Revision history for this message
Chad Smith (chad.smith) wrote :

"it's expected that cloud-init will ensure that machine-id is not carried over when a VM is cloned and this is detectable by an instance-id change."

I'm not sure that statement above is wholly correct.

The instance-id delta is triggered in more cases than just a clone and first instance boot event.

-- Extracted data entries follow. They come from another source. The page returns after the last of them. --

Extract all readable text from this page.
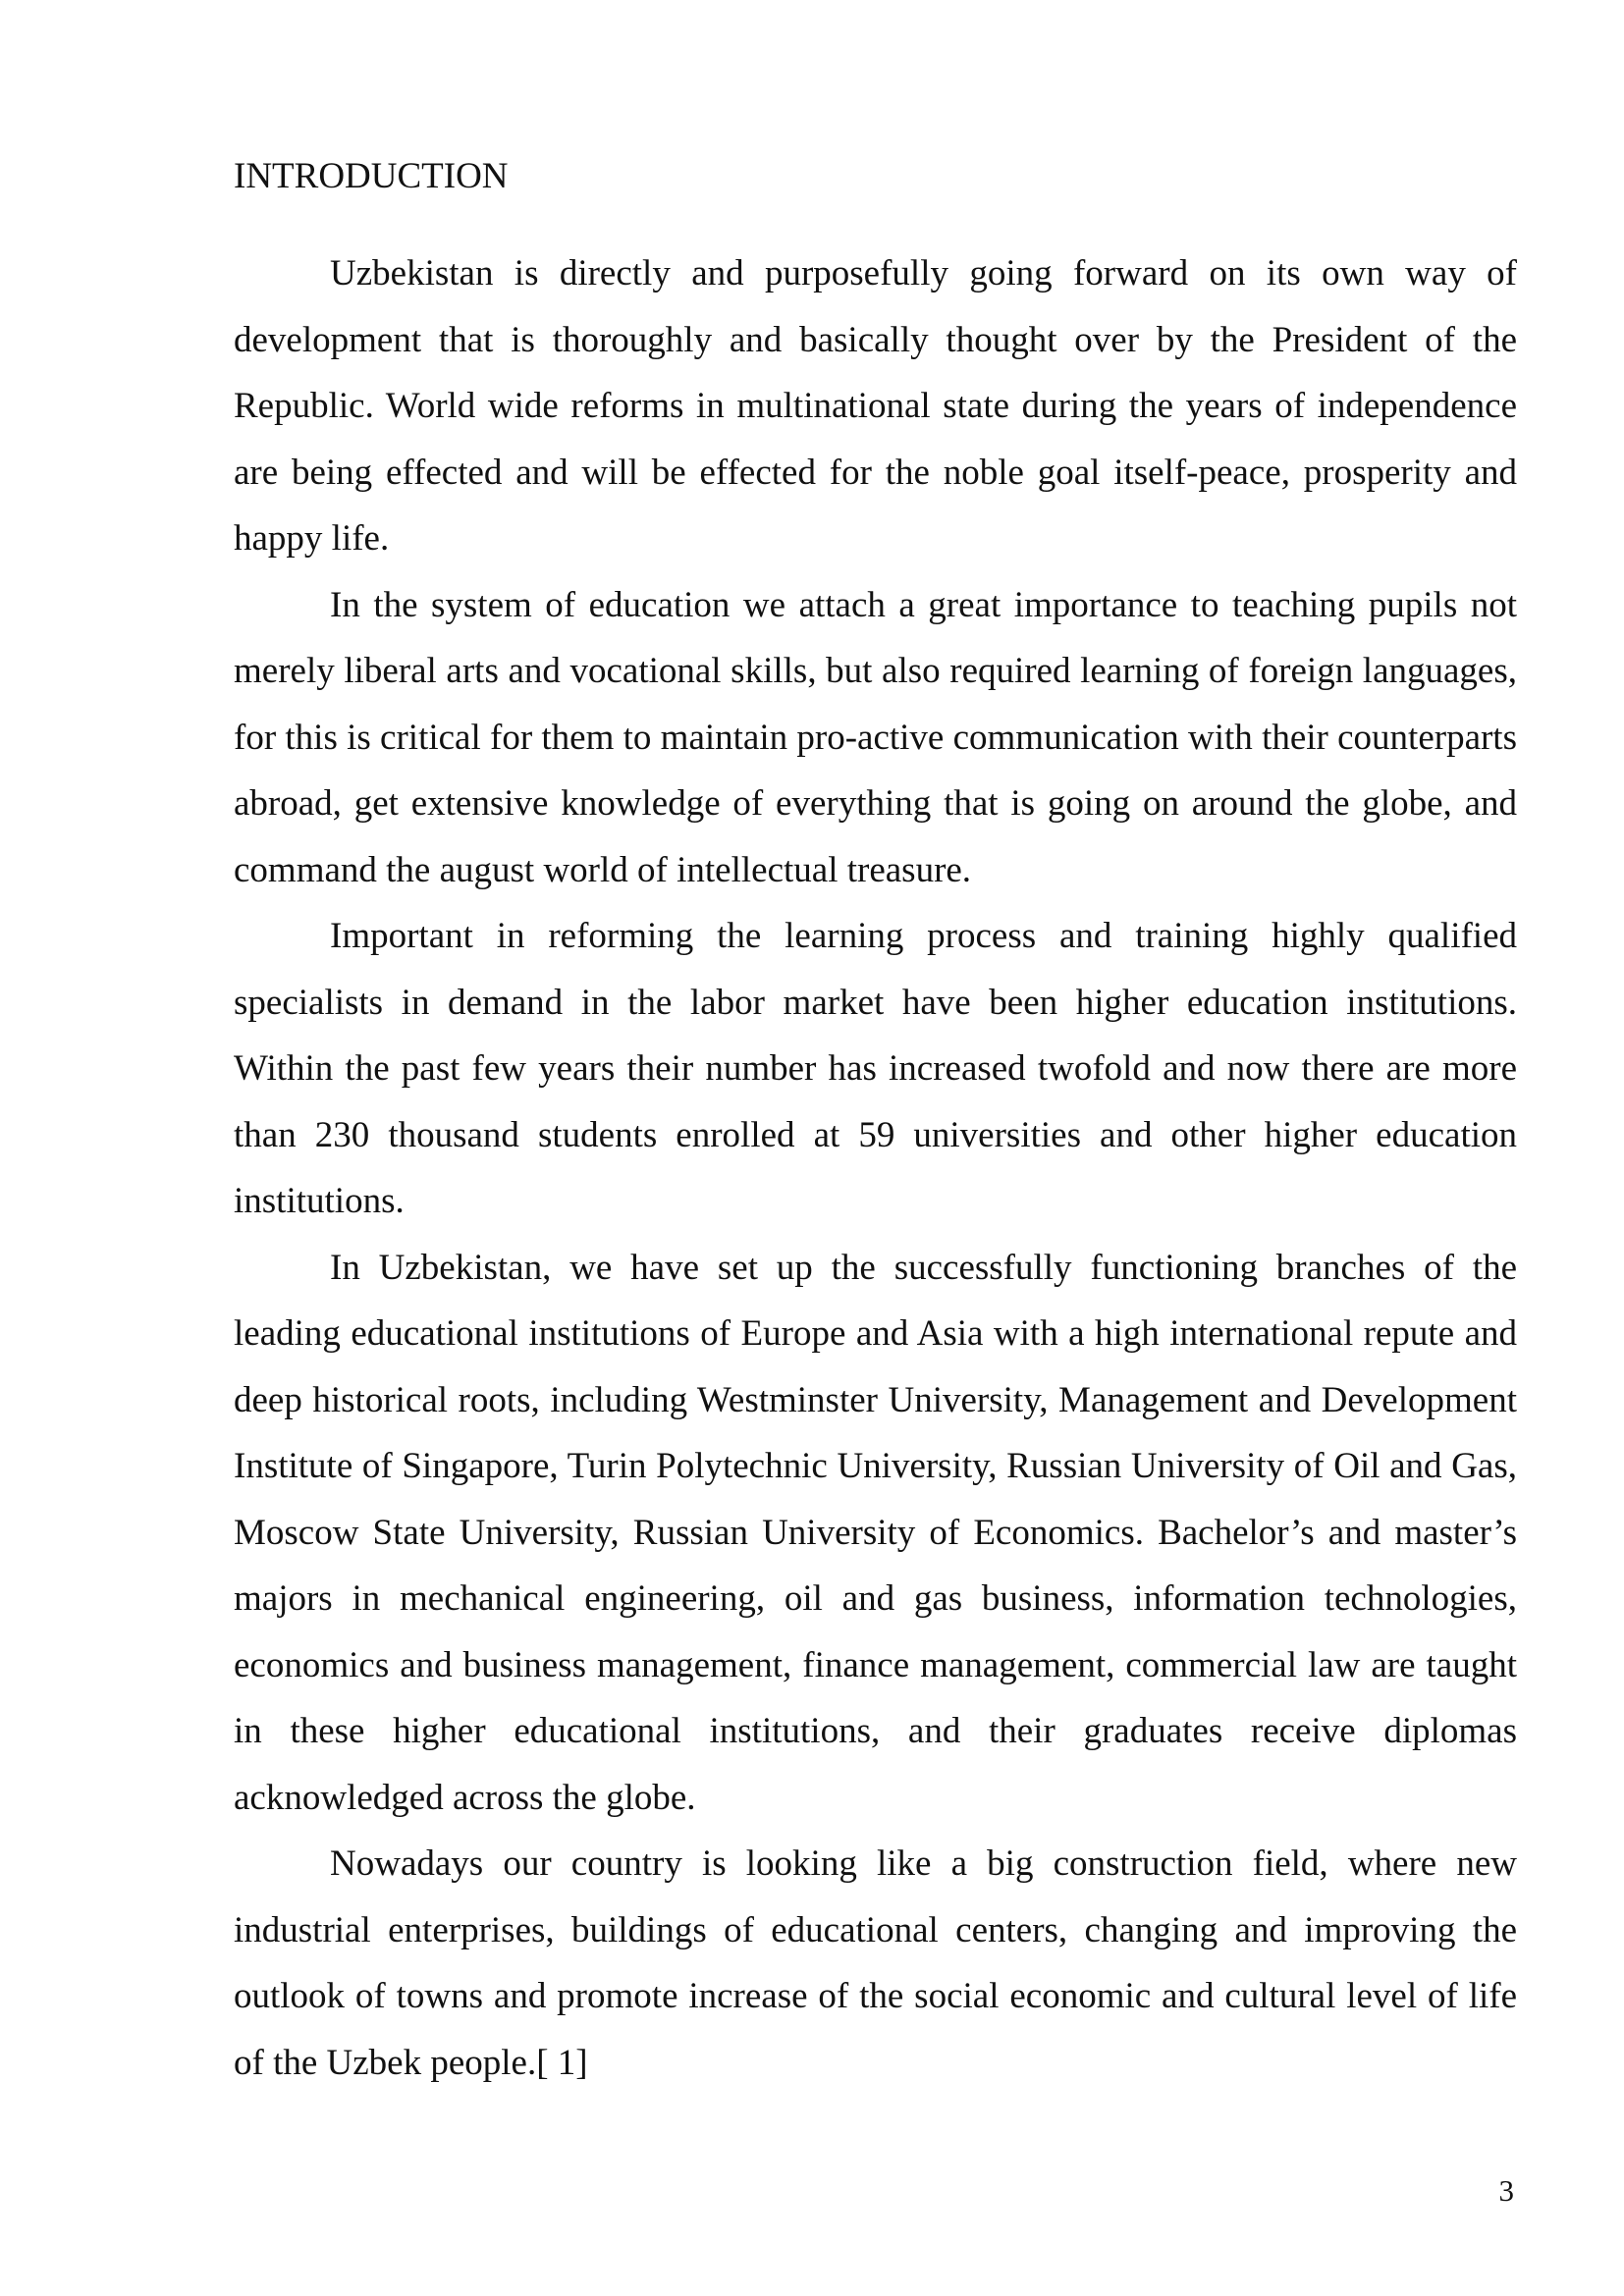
INTRODUCTION

Uzbekistan is directly and purposefully going forward on its own way of development that is thoroughly and basically thought over by the President of the Republic. World wide reforms in multinational state during the years of independence are being effected and will be effected for the noble goal itself-peace, prosperity and happy life.

In the system of education we attach a great importance to teaching pupils not merely liberal arts and vocational skills, but also required learning of foreign languages, for this is critical for them to maintain pro-active communication with their counterparts abroad, get extensive knowledge of everything that is going on around the globe, and command the august world of intellectual treasure.

Important in reforming the learning process and training highly qualified specialists in demand in the labor market have been higher education institutions. Within the past few years their number has increased twofold and now there are more than 230 thousand students enrolled at 59 universities and other higher education institutions.

In Uzbekistan, we have set up the successfully functioning branches of the leading educational institutions of Europe and Asia with a high international repute and deep historical roots, including Westminster University, Management and Development Institute of Singapore, Turin Polytechnic University, Russian University of Oil and Gas, Moscow State University, Russian University of Economics. Bachelor’s and master’s majors in mechanical engineering, oil and gas business, information technologies, economics and business management, finance management, commercial law are taught in these higher educational institutions, and their graduates receive diplomas acknowledged across the globe.

Nowadays our country is looking like a big construction field, where new industrial enterprises, buildings of educational centers, changing and improving the outlook of towns and promote increase of the social economic and cultural level of life of the Uzbek people.[ 1]

3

In recent history ~5 years, some clouds trigger instance-id changes for the following events to force cloud-init to reperform all configuration on next boot (or sometimes hotplug NIC configuration):
 - network configuration changes, NIC add/remove
 - user-data changes or vendor-data changes
 - vm clone and cloned image relaunch

Here is systemd's documented stance on machine-id changes per man machine-id:

The machine ID does not change based on local or network configuration
       or when hardware is replaced. Due to this and its greater length, it is
       a more useful replacement for the gethostid(3) call that POSIX
       specifies.

Trying to fold /etc/machine-id regeneration into every instance-id change for cloud-init will be tough to support until we have:
  1. cloud-init grow smarts to perform a comparison of previous cached instance data versus current metadata from the cloud's instance metadata service to determine whether the scope config changes are limited to just network or storage to avoid regenerating the machine-id unnecessarily 2. an assurance that systemd and systemd-networkd can react appropriately to an updated machine-id on the booting system after networkd is already active comes up

The reason for #2 is because cloud-init is only able to detect instance metadata after the network is already active on the system, and restarting systemd-networkd later in boot is more likely to expose a number of other racey problems.

We may take a look at this further, but the conditions under which we want cloud-init to magically regenerate /etc/machine-id and cope with systemd ordering/costs would need to be limited in scope to avoid triggering other concerns.